Второе ограничение накладывается по характеру техники замораживания высокого давления. Когда клетки замерзают, клеточная вода перестраивает с образованием кристаллов льда , если скорость замораживания ниже 100 К / с 21. Эти кристаллы льда могут проникать мембраны или концентрат растворенных веществ, чтобы изменить местное осмотическое давление, что приводит к разрыву мембраны. Для того, чтобы избежать кристаллов льда, HIGч Давление (~ 2000 атм) применяется к образцам. Из - за супер-охлаждения эффект, морозильную скорость 100 К / с достаточно , чтобы вода не образуя кристаллы льда , при этом давлении 21. В теории, образцы толщиной 500 мкм, могут быть заморожены без кристаллов льда, но примерно 200 мкм, скорее всего, практический предел, поскольку кубовидные формы льда имеют тенденцию к образованию в толстой ткани, ставя под угрозу морфологию. При обработке образцов толщины более 5 мкм, использование надлежащего крио-протравитель, таких, как БС, необходимо. Однако БС изменит осмолярность раствора и может повлиять на физиологическую реакцию клеток. Таким образом, обширные контрольные эксперименты необходимы для проверки использования БСА в конкретных системах. Кристаллы льда могут также образовывать после замораживания высокого давления, если образцы случайно извлекают из ванны с жидким азотом. Таким образом, крайне важно, чтобы держать образцы в жидком азоте в любое время и использовать предварительно охлажденные щипцыманипулировать ими.

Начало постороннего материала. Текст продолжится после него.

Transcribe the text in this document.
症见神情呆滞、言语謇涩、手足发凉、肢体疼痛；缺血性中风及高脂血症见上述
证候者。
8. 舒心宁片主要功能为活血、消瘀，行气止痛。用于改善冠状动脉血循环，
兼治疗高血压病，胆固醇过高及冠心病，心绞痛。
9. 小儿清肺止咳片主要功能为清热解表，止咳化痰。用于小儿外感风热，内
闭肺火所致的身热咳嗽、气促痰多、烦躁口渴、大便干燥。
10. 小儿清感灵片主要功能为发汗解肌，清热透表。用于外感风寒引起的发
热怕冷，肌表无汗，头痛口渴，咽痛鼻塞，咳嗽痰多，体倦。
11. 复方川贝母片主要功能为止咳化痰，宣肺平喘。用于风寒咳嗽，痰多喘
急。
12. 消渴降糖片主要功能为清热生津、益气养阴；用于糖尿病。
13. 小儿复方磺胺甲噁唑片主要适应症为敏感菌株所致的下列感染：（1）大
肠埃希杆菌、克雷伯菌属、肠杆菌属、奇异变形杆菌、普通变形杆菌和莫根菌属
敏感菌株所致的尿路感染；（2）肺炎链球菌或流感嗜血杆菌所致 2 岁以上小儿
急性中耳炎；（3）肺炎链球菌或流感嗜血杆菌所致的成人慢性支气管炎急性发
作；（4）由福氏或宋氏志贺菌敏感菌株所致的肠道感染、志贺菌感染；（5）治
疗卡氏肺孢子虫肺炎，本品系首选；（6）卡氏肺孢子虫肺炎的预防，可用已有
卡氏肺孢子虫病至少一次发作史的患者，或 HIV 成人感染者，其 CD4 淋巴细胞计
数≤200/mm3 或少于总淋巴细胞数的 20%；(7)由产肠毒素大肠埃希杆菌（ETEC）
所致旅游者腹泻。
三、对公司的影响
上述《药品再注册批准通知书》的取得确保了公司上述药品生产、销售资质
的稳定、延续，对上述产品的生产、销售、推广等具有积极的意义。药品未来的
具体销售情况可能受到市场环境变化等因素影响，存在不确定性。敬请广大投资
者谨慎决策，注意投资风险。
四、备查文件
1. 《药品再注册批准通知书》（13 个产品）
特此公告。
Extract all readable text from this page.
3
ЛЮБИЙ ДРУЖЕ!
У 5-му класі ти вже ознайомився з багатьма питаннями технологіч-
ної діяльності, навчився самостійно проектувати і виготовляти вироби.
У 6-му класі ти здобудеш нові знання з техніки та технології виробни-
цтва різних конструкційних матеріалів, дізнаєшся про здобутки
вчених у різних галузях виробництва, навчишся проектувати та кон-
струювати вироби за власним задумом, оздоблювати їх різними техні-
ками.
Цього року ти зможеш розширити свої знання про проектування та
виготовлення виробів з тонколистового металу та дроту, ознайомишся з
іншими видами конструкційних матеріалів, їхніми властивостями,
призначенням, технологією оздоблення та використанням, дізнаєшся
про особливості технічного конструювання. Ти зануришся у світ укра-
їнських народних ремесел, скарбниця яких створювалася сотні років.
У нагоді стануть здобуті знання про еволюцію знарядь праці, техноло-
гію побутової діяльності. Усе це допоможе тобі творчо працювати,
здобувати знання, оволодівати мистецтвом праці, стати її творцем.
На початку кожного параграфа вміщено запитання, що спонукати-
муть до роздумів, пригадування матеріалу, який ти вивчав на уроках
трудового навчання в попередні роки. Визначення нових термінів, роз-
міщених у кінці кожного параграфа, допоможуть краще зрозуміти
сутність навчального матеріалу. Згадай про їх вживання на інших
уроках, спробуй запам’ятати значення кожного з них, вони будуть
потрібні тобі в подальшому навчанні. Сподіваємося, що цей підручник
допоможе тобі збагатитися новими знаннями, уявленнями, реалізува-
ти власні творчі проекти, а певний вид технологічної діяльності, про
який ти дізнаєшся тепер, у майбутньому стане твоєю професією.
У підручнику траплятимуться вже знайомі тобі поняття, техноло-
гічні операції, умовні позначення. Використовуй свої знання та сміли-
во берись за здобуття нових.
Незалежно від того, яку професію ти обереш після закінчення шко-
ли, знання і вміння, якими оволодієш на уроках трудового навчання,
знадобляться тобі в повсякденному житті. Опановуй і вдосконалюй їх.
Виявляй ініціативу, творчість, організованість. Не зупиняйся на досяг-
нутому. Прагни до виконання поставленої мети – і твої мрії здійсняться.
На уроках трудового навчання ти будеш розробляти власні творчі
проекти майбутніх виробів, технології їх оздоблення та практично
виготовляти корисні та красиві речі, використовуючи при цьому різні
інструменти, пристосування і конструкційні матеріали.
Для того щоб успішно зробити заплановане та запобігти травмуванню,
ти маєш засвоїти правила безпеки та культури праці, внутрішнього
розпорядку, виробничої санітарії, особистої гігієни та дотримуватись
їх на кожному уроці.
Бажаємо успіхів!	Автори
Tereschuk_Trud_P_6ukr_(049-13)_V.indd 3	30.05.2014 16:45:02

При планировании экспериментов, следующие три точки должны быть рассмотрены. Во- первых, максимальная интенсивность света (460 нм линия) составляет 5,5 - 8,0 мВт / мм 2. Независимо от того, достаточно, чтобы вызвать активность этой интенсивности должны быть проверено с живыми клетками на флуоресцентный микроскопе до начала вспышки и ЗАМЕРЗАНИЕ экспериментов. Во-вторых, эксперименты должны быть выполнены при физиологической температуре. Этап морозильной камеры высокого давления нагревают до 37 ° C для экспериментов с мыши нейронов гиппокампа 31. И, наконец, моменты времени должны быть тщательно подобраны, чтобы уловить динамику мембраны. Первоначальные исследования показали, что эндоцитоз завершается через 100 мс стимуляции. Таким образом, три дополнительных временных точках (15, 30, и 50 мс) были также исследованы , чтобы проследить динамику мембраны 17, 18. Эти моменты времени были необходимы, чтобы визуализировать события мембранныхы во время синаптической передачи. Тем не менее, требование в отношении количества временных точек различны в каждом клеточном случае. Таким образом, несколько моментов времени должны быть выбраны до начала большого сбора набора данных.